Wednesday, October 10, 2007

Cover your eyes until October 30

The exhibition season has started, which means that, inevitably, some absolute spare will light up the opponents' camp fodder for 20+ points in particularly impressive fashion, causing you to be sure that your team has unearthed that rarest of birds, the late second rounder or undrafted free agent that's going to jump right in and be a valuable NBA player. Time to point out, courtesy of Dave from Blazers Edge, The Ten Commandments of Pre-Season:

1. THOU SHALT NOT believe anything you read in glowing reports about returning players until thou hast seen it demonstrated with thine own eyes during the regular season...repeatedly. Everybody is talented in the off-season.

2. THOU SHALT NOT put any stock whatsoever in any team's pre-season record or what it might indicate.

3. THOU SHALT NOT clamor for a player who gets 22 minutes a game in pre-season (for purposes of evaluation and giving the veterans a rest) to get that same 22 minutes once the regular season starts.

4. THOU SHALT NOT pass judgment on the current year's draft picks until at least an entire season has passed, preferably two or three. Pre-season is too soon!
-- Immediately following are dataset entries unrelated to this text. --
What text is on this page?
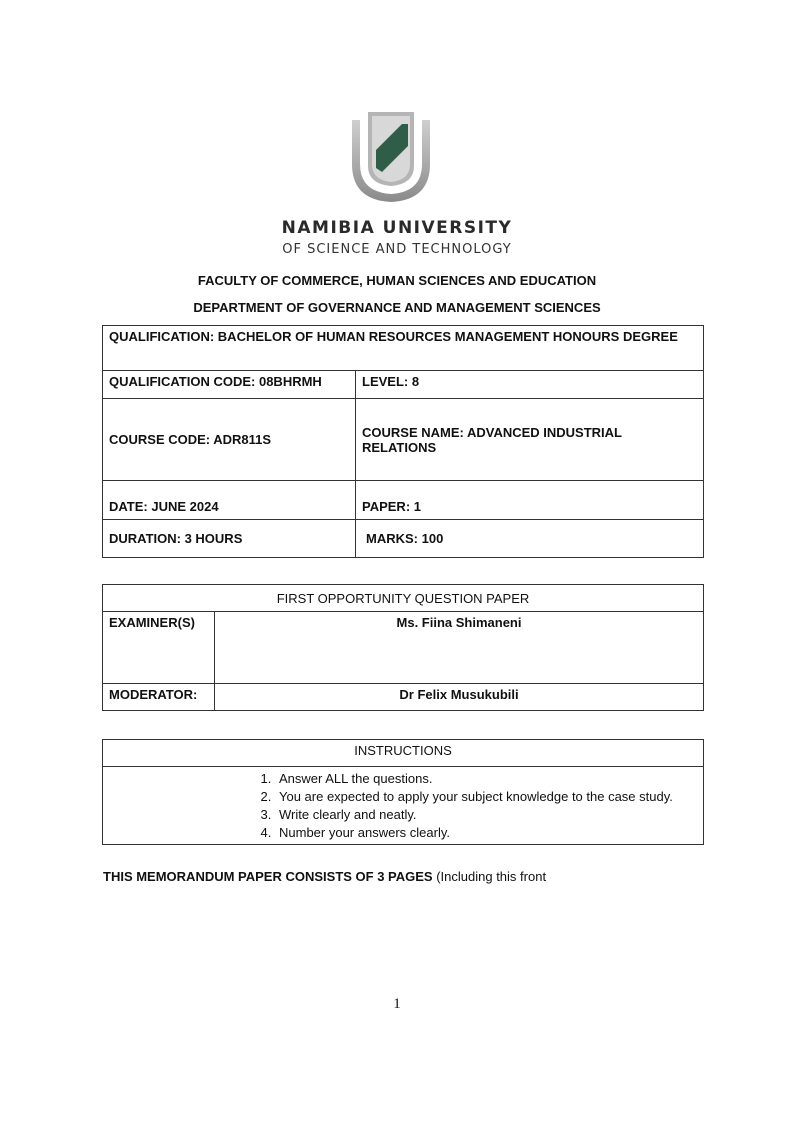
NAMIBIA UNIVERSITY
OF SCIENCE AND TECHNOLOGY
FACULTY OF COMMERCE, HUMAN SCIENCES AND EDUCATION
DEPARTMENT OF GOVERNANCE AND MANAGEMENT SCIENCES
QUALIFICATION: BACHELOR OF HUMAN RESOURCES MANAGEMENT HONOURS DEGREE	
QUALIFICATION CODE: 08BHRMH	LEVEL: 8
COURSE CODE: ADR811S	COURSE NAME: ADVANCED INDUSTRIAL RELATIONS
DATE: JUNE 2024	PAPER: 1
DURATION: 3 HOURS	MARKS: 100
FIRST OPPORTUNITY QUESTION PAPER	
EXAMINER(S)	Ms. Fiina Shimaneni
MODERATOR:	Dr Felix Musukubili
INSTRUCTIONS

1. Answer ALL the questions.
2. You are expected to apply your subject knowledge to the case study.
3. Write clearly and neatly.
4. Number your answers clearly.
THIS MEMORANDUM PAPER CONSISTS OF 3 PAGES (Including this front
1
5. THOU SHALT NOT judge veterans by whether they show up for unofficial pre-training camp workouts with their teammates. This does not guarantee team cohesiveness or better play. The classic example is the 1996 Indiana Pacers who, after going 52-30, winning their division, and losing the Eastern Conference finals in 7 the year before, showed up to a man a month early to train together. That year they played inconsistently, finished with the exact same record, and bowed out in the first round. Rookies and young guys need to work early. If vets want to rest their bodies, let them.

6. THOU SHALT NOT believe that a guy who comes into camp out of shape can play his way into shape during the season. That used to be true but the pace and intensity of the game has changed. Only two things happen to guys who come in out of shape nowadays: either they get benched and don't play a lot or they do play a lot and get injured.

7. THOU SHALT NOT give too much credence to stories of personal reform. Guys who have truly reformed don't tell everybody about it beforehand and expect immediate credit for it, they hush up and let their actions speak for them.

8. IF THOU HAST SPENT the entire offseason convincing everybody in earshot why thy previously putrid team hast improved, thou shalt not abandon said position in disillusioned cynicism when they getteth off to a 3-10 start. And thou certainly shalt not then regale us with stories of how they really suckest! It's early in the season, improvement is incremental, Rome wasn't built in a day. If thou expectest more than that, it is thy problem, not the team's.

9. Similarly, IF THOU HAST SPENT the entire offseason predicting that thy team will stink, thou shalt not gloat, nor even be happy, shouldst thou turn out to be correct. Realistic analysis is fine, but be a fan first, a smug smarty-pants second.

10. THOU SHALT NOT brag that your pre-season predictions are holding true in Week Two. Period!